Traditionally, holiday shows in The Villages have followed suit with the philosophy put forth by Villages Founder Harold Schwartz and his son, retirement community guru H. Gary Morse. They preached the concept of creating a “millionaire’s lifestyle on a retirement budget.” And it was often pointed out that it didn’t matter whether Villagers lived in affordable villas or multimillion-dollar homes, or whether they had been high-level executives or blue-collar workers, once they arrived in Florida’s Friendliest Hometown the playing field was equal and it included things like free golf for life on executive courses and free town square entertainment 365 days a year, barring inclement weather.

The choice of Brownwood and Lake Sumter Landing for the pay-to-view holiday shows also raises some concerns because the nightly entertainment at those venues is partially funded through $120,000 provided by the Sumter County Commission. This year’s allotment for the entertainment at the two town squares – Spanish Springs isn’t included because it’s in Lake County – was a $40,000 increase over the previous year.

Several Villagers and other residents weighed on social media sites with their thoughts on the “VIP Experience” offer.

“Please don’t pay for tickets,” wrote Diane Ziemlak. “If there are people who are willing to pay then they will continue to charge. Then there’s the possibility that eventually everyone will have to pay to go on the square.”

Patricia Letterio wrote that she lives in The Villages and already pays her fair share every month.

“There is no way that we should be asked to pay for priority seating,” she said. “This is insulting and it’s definitely not good business for the community.”

Kathy Gittings questioned the charity angle connected to the tree lightings, calling it “just another excuse” to charge for an event that should be free.

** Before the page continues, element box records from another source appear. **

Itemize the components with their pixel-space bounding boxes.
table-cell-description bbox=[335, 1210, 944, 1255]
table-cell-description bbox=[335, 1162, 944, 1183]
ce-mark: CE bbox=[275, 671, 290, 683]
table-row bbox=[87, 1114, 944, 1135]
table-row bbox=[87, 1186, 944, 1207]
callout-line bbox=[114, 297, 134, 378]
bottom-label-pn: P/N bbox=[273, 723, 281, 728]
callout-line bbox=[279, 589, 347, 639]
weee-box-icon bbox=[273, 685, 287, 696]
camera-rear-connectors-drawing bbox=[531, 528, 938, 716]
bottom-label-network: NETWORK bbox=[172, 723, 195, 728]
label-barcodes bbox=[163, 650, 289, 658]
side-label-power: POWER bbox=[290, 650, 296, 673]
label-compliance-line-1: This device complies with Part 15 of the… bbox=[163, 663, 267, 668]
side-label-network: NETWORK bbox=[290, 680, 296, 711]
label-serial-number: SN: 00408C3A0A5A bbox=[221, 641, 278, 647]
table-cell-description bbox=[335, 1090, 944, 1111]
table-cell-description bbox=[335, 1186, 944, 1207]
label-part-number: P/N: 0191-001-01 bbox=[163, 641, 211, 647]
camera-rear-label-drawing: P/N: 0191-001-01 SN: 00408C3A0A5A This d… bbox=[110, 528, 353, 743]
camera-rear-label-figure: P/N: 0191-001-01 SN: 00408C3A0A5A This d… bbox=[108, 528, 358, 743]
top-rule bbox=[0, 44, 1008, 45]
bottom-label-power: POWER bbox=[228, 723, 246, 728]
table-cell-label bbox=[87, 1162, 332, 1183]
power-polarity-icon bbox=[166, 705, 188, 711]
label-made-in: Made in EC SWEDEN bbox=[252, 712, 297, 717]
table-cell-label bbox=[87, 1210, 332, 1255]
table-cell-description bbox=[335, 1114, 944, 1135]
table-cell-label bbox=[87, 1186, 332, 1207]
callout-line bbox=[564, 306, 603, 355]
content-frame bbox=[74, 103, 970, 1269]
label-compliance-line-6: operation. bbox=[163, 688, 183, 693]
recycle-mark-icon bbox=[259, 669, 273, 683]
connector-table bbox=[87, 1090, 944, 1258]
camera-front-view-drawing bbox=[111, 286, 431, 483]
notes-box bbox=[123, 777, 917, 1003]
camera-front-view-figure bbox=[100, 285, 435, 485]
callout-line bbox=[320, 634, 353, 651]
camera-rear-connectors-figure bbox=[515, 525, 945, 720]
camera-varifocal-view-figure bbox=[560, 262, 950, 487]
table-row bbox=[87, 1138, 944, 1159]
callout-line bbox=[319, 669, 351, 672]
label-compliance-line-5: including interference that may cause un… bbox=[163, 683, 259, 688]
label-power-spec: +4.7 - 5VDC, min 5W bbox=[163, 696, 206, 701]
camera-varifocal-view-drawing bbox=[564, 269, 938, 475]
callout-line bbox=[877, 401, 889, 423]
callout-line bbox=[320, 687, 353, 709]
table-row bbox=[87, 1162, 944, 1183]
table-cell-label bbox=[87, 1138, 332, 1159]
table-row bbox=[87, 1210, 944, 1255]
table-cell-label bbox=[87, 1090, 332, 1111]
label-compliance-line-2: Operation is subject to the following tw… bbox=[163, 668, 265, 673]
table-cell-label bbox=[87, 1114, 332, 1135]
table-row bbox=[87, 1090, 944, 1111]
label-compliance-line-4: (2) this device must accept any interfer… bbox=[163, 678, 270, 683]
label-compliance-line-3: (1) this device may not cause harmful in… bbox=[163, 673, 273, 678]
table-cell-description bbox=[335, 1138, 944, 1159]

“Those who can contribute are becoming a new elite, while those needing to pinch pennies are forgotten,” she said. “When does charity and kindness begin at home?So many Villagers and businesses donate large sums without the recognition of a chair at an event. I prefer that all-inclusive holiday spirit.”

Darlene Rowland offered a different solution.

“We’ll go watch the tree lighting in Ocala,” she said. “There are other trees to watch.”